Interview: Gonzalo Ruiz
What impact will the ban on locked mobile phones have in terms of operator mobility among users?
GONZALO RUIZ: The first important thing to underline here is the fact that the Peruvian telecoms landscape is unique when compared to neighbouring countries. The local market is more concentrated, with four operators controlling similar market shares.
According to our diagnosis, the barriers to competition in the mobile telecoms market can be classified as contractual, technical or regulatory. Contractual barriers consist mainly of expensive penalties to contract termination. We addressed this problem by establishing a ceiling to these penalties. Technological barriers were related to the SIM lock system, which restricted the consumer from using the same mobile phone with an alternative mobile operator. Regulatory barriers were related to long and expensive portability procedures. All these issues have been tackled by the new regulation enforced in 2014. As a result, portability has increased 10-fold and the outlook for market growth and competition is optimistic.
As mobile virtual network operators enter the market, what steps are needed to ensure that the necessary infrastructure is put in place?
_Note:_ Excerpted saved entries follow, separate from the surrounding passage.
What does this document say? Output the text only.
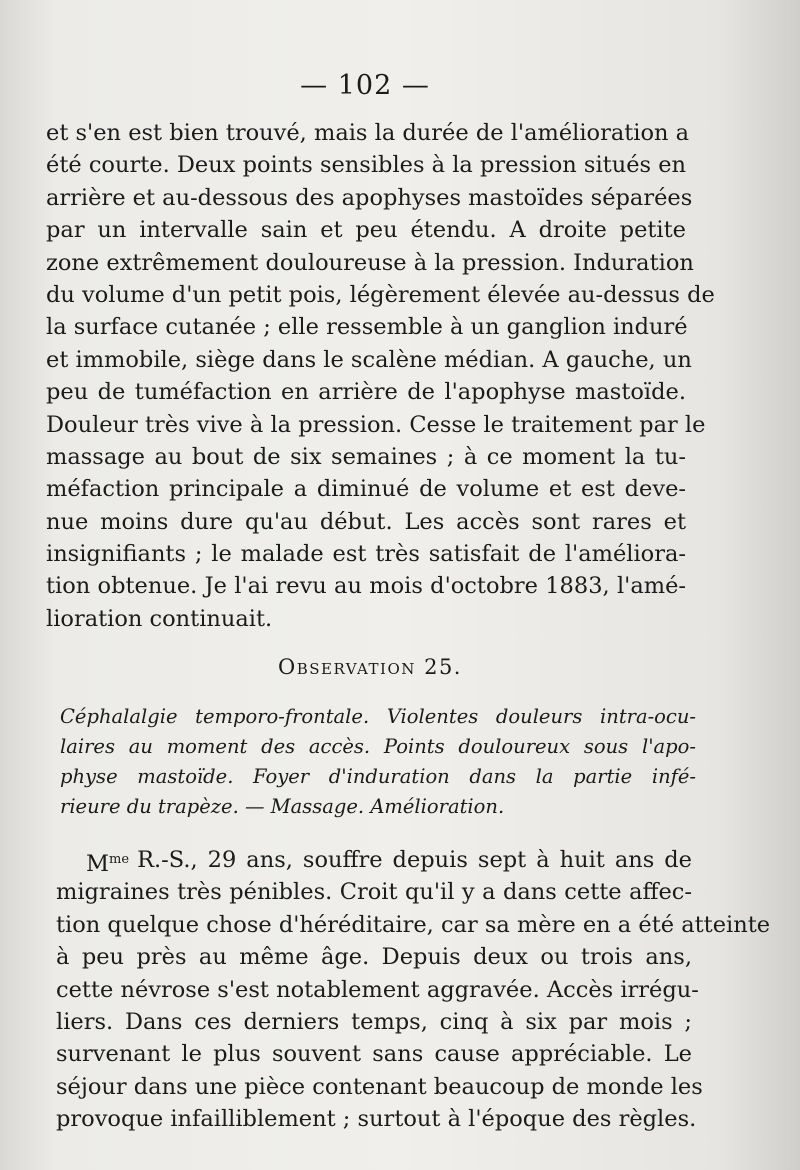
— 102 —
et s'en est bien trouvé, mais la durée de l'amélioration a
été courte. Deux points sensibles à la pression situés en
arrière et au-dessous des apophyses mastoïdes séparées
par un intervalle sain et peu étendu. A droite petite
zone extrêmement douloureuse à la pression. Induration
du volume d'un petit pois, légèrement élevée au-dessus de
la surface cutanée ; elle ressemble à un ganglion induré
et immobile, siège dans le scalène médian. A gauche, un
peu de tuméfaction en arrière de l'apophyse mastoïde.
Douleur très vive à la pression. Cesse le traitement par le
massage au bout de six semaines ; à ce moment la tu-
méfaction principale a diminué de volume et est deve-
nue moins dure qu'au début. Les accès sont rares et
insignifiants ; le malade est très satisfait de l'améliora-
tion obtenue. Je l'ai revu au mois d'octobre 1883, l'amé-
lioration continuait.
Observation 25.
Céphalalgie temporo-frontale. Violentes douleurs intra-ocu-
laires au moment des accès. Points douloureux sous l'apo-
physe mastoïde. Foyer d'induration dans la partie infé-
rieure du trapèze. — Massage. Amélioration.
$M^{me}$ R.-S., 29 ans, souffre depuis sept à huit ans de
migraines très pénibles. Croit qu'il y a dans cette affec-
tion quelque chose d'héréditaire, car sa mère en a été atteinte
à peu près au même âge. Depuis deux ou trois ans,
cette névrose s'est notablement aggravée. Accès irrégu-
liers. Dans ces derniers temps, cinq à six par mois ;
survenant le plus souvent sans cause appréciable. Le
séjour dans une pièce contenant beaucoup de monde les
provoque infailliblement ; surtout à l'époque des règles.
RUIZ: Peru is a country in which geographic and demographic factors make the deployment of infrastructure difficult and expensive. In 2015, the government approved Law 29022, with the aim of reducing barriers to the deployment of infrastructure imposed by certain municipalities. One critical feature of this new regulation consists of the harmonisation of municipal requirements for the development of infrastructure. This avoids having different sets of rules for each district, which would add unnecessary complexity to the regulatory framework.
Another feature is the creation of an automatic approval regime for new projects, which includes a wide range of measures to accelerate procedures for starting infrastructure installation works. Some of these measures consist of putting more emphasis on ex post verification of some of the requisites.
Complementarily, OSIPTEL has recently approved a set of regulations that provide incentives to infrastructure investment. OSIPTEL has in addition developed rules in order to regulate and apply proper infrastucture-sharing regimes among telecoms and other utility companies. We think that the auction of the 700-MHz band, which will be implemented as a complementary measure to the National Fibre Optical Backbone Network (Red Dorsal Nacional de Fibra Optica, RDNFO), will allow far-away communities access to high-speed internet.
What opportunities and challenges have emerged in developing telecoms infrastructure?
RUIZ: The auction of the 700-MHz band is one of the main opportunities. The mobile segment, though very competitive, is also very attractive. The broadband backbone network, whose development is being led by the RDNFO, has acted as a magnet for investment. In 2014, a year of economic deceleration, investment surpassed $1bn in the telecoms sector alone. I strongly believe that we will continue to see growth rates in foreign direct investment in the coming years.
How can operators ensure healthy competition while avoiding price wars?
RUIZ: In Peru we are destroying the myth that too much competition reduces investment. In 2014 we saw an increase in investment and a jump in the number of users in the mobile market from around 30m to 31.8m. This happened at the same time that two new players entered the market. Competition is not only generating lower prices and enhancing the overall quality of the market; it is also creating high-quality jobs. The experience in Peru shows that a virtuous circle can exist between competition and investment.